His remarks came on the heels of the backlash that had trailed the amendment of the Nigerian Press Council, NPC and the National Broadcasting Commission, NBC bills sponsored by Segun Odebumi in the House of Representatives. The speaker said he would conduct more researches to know if the media was regulated in other jurisdictions, noting that if that was the case, the implication would be that the press related bills were dead on arrival.
He said: “Let me say this. I will not be part of any bill that will seek to gag the press. I want to say it loud and clear, if that will be of any consolation. No bill will come to the floor of the House that seeks to gag the press because the press is supposed to be the voice of the people.
“However, I hold very strongly to the view that there is press freedom and there is freedom of expression. They had always been there and they will always be. On freedom of expression; I think it is important to listen to one another, understand each other, so we can make progress as a nation.
“There is nowhere in the world freedom of expression is absolute. Freedom of expression is limited to the extent that it does not affect the other person’s freedom. Freedom of expression is not absolute and that is made abundantly clear in the constitution itself. If you go to section 45 of the constitution, it tells you how the government is allowed to limit that freedom for the sake of health and security and this is written in black and white. Whilst I will not allow gagging of the press, I worry when at every time the National Assembly tries to promulgate a law with best of intention, everybody descend on the National Assembly.
“For some, it is immediate reaction, some just jump on the bandwagon without knowing the details or the issues.
“I am using this Press Council bill as an example. I called the proponent of the bill and asked him, what is going on? What have you done? And what is in this bill? He tried to break it down. I have not read it myself and I will confess to that. But I will read it in details in the next couples of days.
“I just have a general idea of the content. He told me he had a meeting with all the stakeholders. I wasn’t present at the meeting, he said what they wanted was not acceptable to him. Whatever provisions they have a problem with in the bill; whatever provisions that are in that bill that is inimical to the operations of the press, remove it and replace it with something else so that everybody will be happy.
“From my understanding, the issue was not about gagging, but that they don’t want to be regulated. That gives me concern because it has got to a point in this country where nobody wants to be regulated.
”The NGOs don’t want to be regulated, religious bodies don’t want to be regulated, social media doesn’t want to be regulated; lecturers in the universities go on strike because they don’t want to be on the same payment platform with everybody else. Everybody just wants to have a free reign.

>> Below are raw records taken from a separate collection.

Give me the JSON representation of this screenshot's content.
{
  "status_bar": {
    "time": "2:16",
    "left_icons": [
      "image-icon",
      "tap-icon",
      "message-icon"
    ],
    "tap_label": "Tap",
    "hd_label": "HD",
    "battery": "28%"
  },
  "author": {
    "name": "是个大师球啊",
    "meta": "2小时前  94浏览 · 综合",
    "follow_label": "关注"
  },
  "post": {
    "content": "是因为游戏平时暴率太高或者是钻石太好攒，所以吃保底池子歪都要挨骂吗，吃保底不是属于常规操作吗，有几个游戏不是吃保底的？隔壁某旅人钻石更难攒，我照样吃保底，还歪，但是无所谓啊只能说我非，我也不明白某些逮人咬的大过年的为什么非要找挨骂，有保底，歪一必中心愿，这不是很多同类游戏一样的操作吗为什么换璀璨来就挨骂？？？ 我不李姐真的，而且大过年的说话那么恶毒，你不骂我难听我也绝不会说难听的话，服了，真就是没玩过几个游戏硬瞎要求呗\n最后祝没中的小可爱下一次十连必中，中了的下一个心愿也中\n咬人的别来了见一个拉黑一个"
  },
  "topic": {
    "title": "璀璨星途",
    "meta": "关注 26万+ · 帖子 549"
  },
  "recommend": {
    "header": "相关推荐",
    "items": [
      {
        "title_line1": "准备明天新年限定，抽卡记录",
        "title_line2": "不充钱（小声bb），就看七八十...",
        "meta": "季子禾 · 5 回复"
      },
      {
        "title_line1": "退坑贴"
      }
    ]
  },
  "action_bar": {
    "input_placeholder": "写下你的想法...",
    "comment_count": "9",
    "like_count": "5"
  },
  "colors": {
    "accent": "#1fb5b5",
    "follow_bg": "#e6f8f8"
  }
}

“What is government there for, if not to regulate for good governance? We talk about good governance, but we don’t want to regulate and achieve good governance. Regulations are a key and essential elements of good governance. We can’t just allow every institution to run amok.
“The Executive is regulated, the Judiciary is regulated, the Legislature is regulated. Institutions are meant to be regulated. So, there is no one institution that can be above the law, especially an institution that is meant to be the Fourth Estate of the Realm whose action can make or mar a government. If by the time the key sectors of the economy refused to be regulated, what then do we have?”

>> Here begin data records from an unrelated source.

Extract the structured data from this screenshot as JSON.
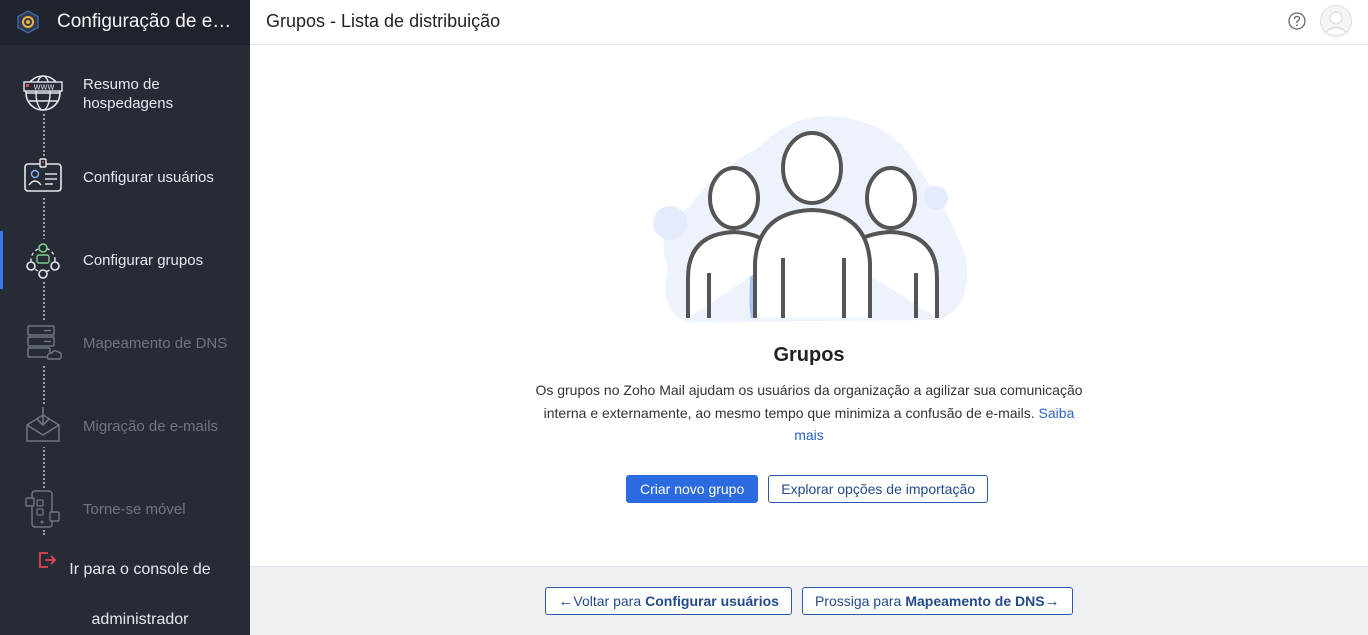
{
  "sidebar": {
    "title": "Configuração de e-mail",
    "steps": [
      {
        "label": "Resumo de hospedagens",
        "icon": "globe-www-icon",
        "state": "done"
      },
      {
        "label": "Configurar usuários",
        "icon": "id-card-icon",
        "state": "done"
      },
      {
        "label": "Configurar grupos",
        "icon": "group-network-icon",
        "state": "active"
      },
      {
        "label": "Mapeamento de DNS",
        "icon": "server-cloud-icon",
        "state": "disabled"
      },
      {
        "label": "Migração de e-mails",
        "icon": "inbox-download-icon",
        "state": "disabled"
      },
      {
        "label": "Torne-se móvel",
        "icon": "mobile-apps-icon",
        "state": "disabled"
      }
    ],
    "footer": {
      "label": "Ir para o console de administrador",
      "icon": "exit-icon"
    }
  },
  "header": {
    "title": "Grupos - Lista de distribuição"
  },
  "main": {
    "heading": "Grupos",
    "description": "Os grupos no Zoho Mail ajudam os usuários da organização a agilizar sua comunicação interna e externamente, ao mesmo tempo que minimiza a confusão de e-mails.",
    "learn_more": "Saiba mais",
    "primary_button": "Criar novo grupo",
    "secondary_button": "Explorar opções de importação"
  },
  "footer_nav": {
    "back_prefix": "Voltar para",
    "back_target": "Configurar usuários",
    "next_prefix": "Prossiga para",
    "next_target": "Mapeamento de DNS"
  },
  "colors": {
    "sidebar_bg": "#262b36",
    "accent": "#2c6bdf",
    "link": "#2f63c6"
  }
}
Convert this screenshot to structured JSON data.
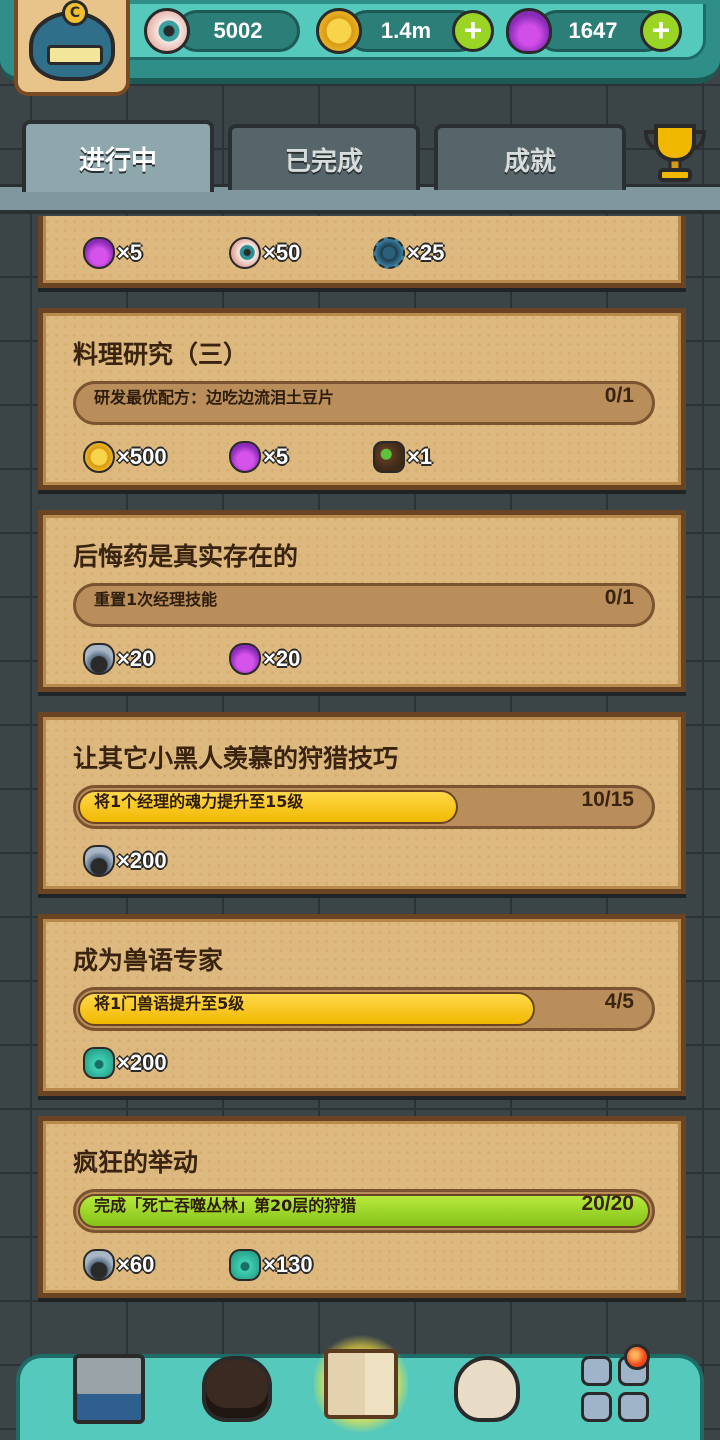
{
  "resources": [
    {
      "icon": "eye-icon",
      "value": "5002",
      "addable": false
    },
    {
      "icon": "coin-icon",
      "value": "1.4m",
      "addable": true
    },
    {
      "icon": "potion-icon",
      "value": "1647",
      "addable": true
    }
  ],
  "tabs": [
    {
      "label": "进行中",
      "active": true
    },
    {
      "label": "已完成",
      "active": false
    },
    {
      "label": "成就",
      "active": false
    }
  ],
  "partial_card": {
    "rewards": [
      {
        "icon": "potion-icon",
        "text": "×5"
      },
      {
        "icon": "eye-icon",
        "text": "×50"
      },
      {
        "icon": "gear-icon",
        "text": "×25"
      }
    ]
  },
  "quests": [
    {
      "title": "料理研究（三）",
      "task": "研发最优配方：边吃边流泪土豆片",
      "progress": "0/1",
      "current": 0,
      "total": 1,
      "bar_color": "none",
      "rewards": [
        {
          "icon": "coin-icon",
          "text": "×500"
        },
        {
          "icon": "potion-icon",
          "text": "×5"
        },
        {
          "icon": "ore-icon",
          "text": "×1"
        }
      ]
    },
    {
      "title": "后悔药是真实存在的",
      "task": "重置1次经理技能",
      "progress": "0/1",
      "current": 0,
      "total": 1,
      "bar_color": "none",
      "rewards": [
        {
          "icon": "soul-key-icon",
          "text": "×20"
        },
        {
          "icon": "potion-icon",
          "text": "×20"
        }
      ]
    },
    {
      "title": "让其它小黑人羡慕的狩猎技巧",
      "task": "将1个经理的魂力提升至15级",
      "progress": "10/15",
      "current": 10,
      "total": 15,
      "bar_color": "yellow",
      "rewards": [
        {
          "icon": "soul-key-icon",
          "text": "×200"
        }
      ]
    },
    {
      "title": "成为兽语专家",
      "task": "将1门兽语提升至5级",
      "progress": "4/5",
      "current": 4,
      "total": 5,
      "bar_color": "yellow",
      "rewards": [
        {
          "icon": "beast-icon",
          "text": "×200"
        }
      ]
    },
    {
      "title": "疯狂的举动",
      "task": "完成「死亡吞噬丛林」第20层的狩猎",
      "progress": "20/20",
      "current": 20,
      "total": 20,
      "bar_color": "green",
      "rewards": [
        {
          "icon": "soul-key-icon",
          "text": "×60"
        },
        {
          "icon": "beast-icon",
          "text": "×130"
        }
      ]
    }
  ],
  "bottom_nav": [
    {
      "icon": "shop-icon",
      "active": false
    },
    {
      "icon": "monster-icon",
      "active": false
    },
    {
      "icon": "quest-book-icon",
      "active": true
    },
    {
      "icon": "money-bag-icon",
      "active": false
    },
    {
      "icon": "menu-grid-icon",
      "active": false,
      "notification": true
    }
  ]
}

If we survived dictatorship in the past, we’ll survive present attempts to gag media — Ogbeche, NUJ FCT Chair
Earlier in his remarks, Chairman of the Nigerian Union of Journalists, NUJ, Federal Capital Territory, FCT, Council, Comrade Emmanuel Ogbeche, called on the speaker to reject attempts to gag the press. Recalling the dark old days journalists faced dictatorial governments, Ogbeche said Nigerian press would also survive every onslaught against it.
“The attempt to gag the media space may not augur well for our democracy. Mr Speaker, you have experienced the beauty of the best democracies and what freedom of the press can do to deepen democracy in those climes. Nigeria cannot be an exception. Each and every one of you in this hall has been beneficiaries of the struggles against dictatorship in this country.

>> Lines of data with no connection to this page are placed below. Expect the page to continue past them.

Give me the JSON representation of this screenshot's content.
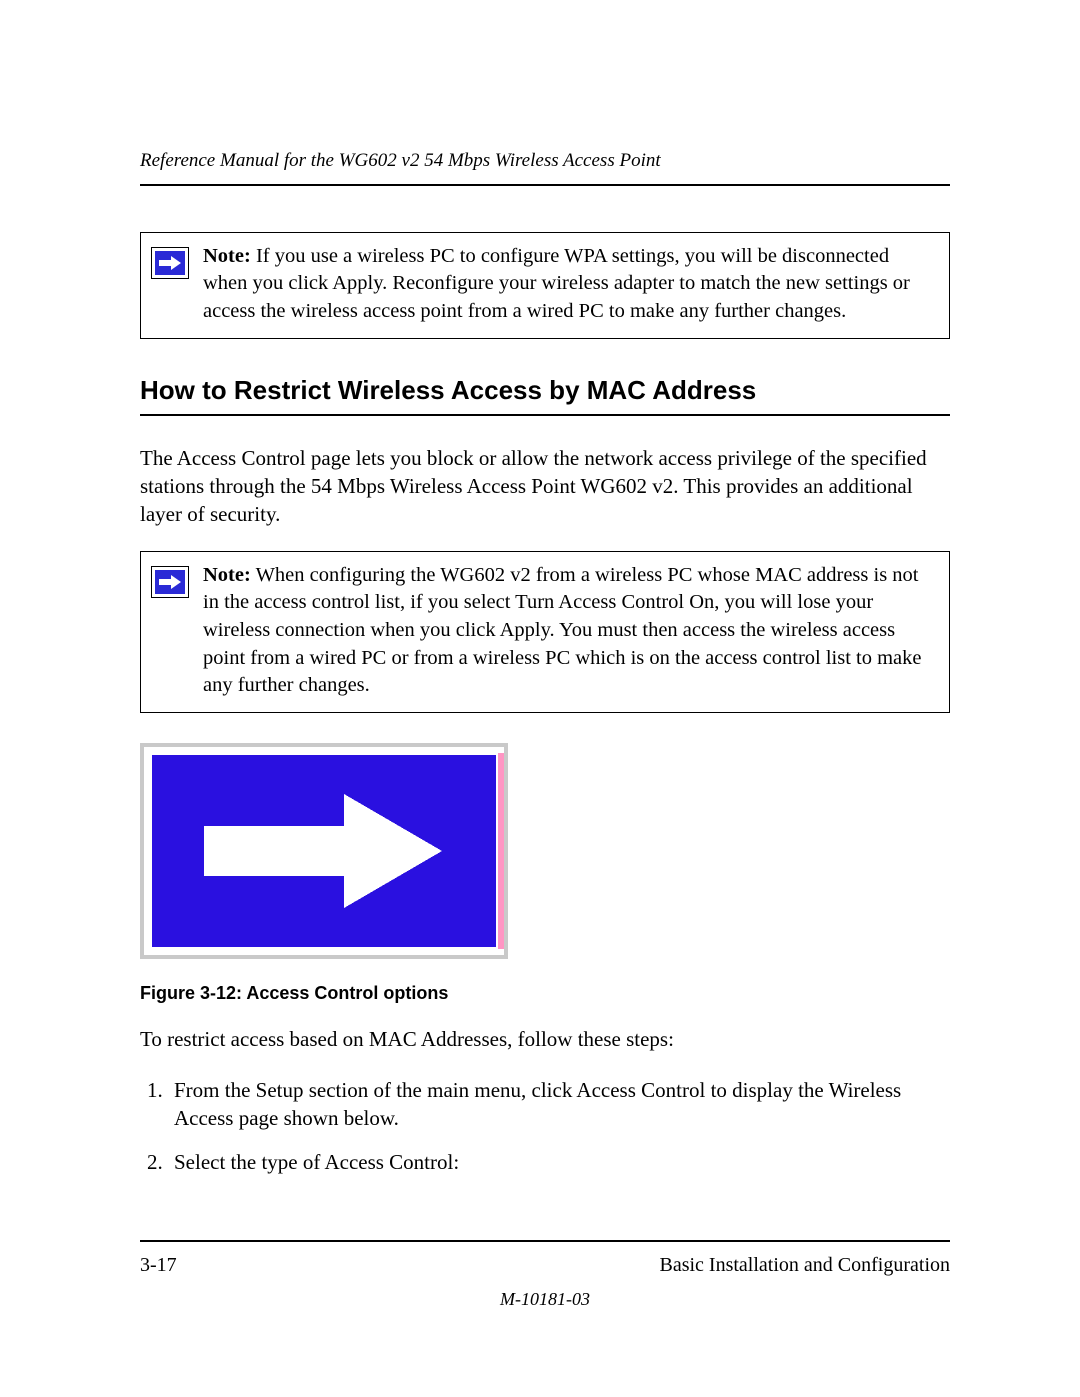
{
  "header": {
    "running_title": "Reference Manual for the WG602 v2 54 Mbps Wireless Access Point"
  },
  "note1": {
    "label": "Note:",
    "text": " If you use a wireless PC to configure WPA settings, you will be disconnected when you click Apply. Reconfigure your wireless adapter to match the new settings or access the wireless access point from a wired PC to make any further changes."
  },
  "section": {
    "heading": "How to Restrict Wireless Access by MAC Address",
    "intro": "The Access Control page lets you block or allow the network access privilege of the specified stations through the 54 Mbps Wireless Access Point WG602 v2. This provides an additional layer of security."
  },
  "note2": {
    "label": "Note:",
    "text": " When configuring the WG602 v2 from a wireless PC whose MAC address is not in the access control list, if you select Turn Access Control On, you will lose your wireless connection when you click Apply. You must then access the wireless access point from a wired PC or from a wireless PC which is on the access control list to make any further changes."
  },
  "figure": {
    "caption": "Figure 3-12: Access Control options"
  },
  "steps": {
    "intro": "To restrict access based on MAC Addresses, follow these steps:",
    "items": [
      "From the Setup section of the main menu, click Access Control to display the Wireless Access page shown below.",
      "Select the type of Access Control:"
    ]
  },
  "footer": {
    "page": "3-17",
    "chapter": "Basic Installation and Configuration",
    "doc_id": "M-10181-03"
  }
}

“When politicians fled, the journalists had nowhere to run, they stayed back to brave the odds. We went underground, media houses were closed, some of us paid the supreme price so that democracy can thrive. If we survived dictators in the past, I am persuaded that we will survive every attempt to stifle, repress , gag and place a stranglehold on the constitutional guarantee of freedom of the press and expression in this county. Today, if you look at all the newspapers, there is a shrill cry, there is an appeal,” Ogbeche said.
We‘re still engaging stakeholders on bills —Odebumi
Reacting to the position of newspapers on the bills, the sponsor, Odebumi, said the House was still engaging with the stakeholders on the matter. “We are still engaging the stakeholders for their position on how media industry should be governed in Nigeria. Every concern will be addressed in a way to ensure press freedom and free dissemination of information,” Odebumi told Vanguard.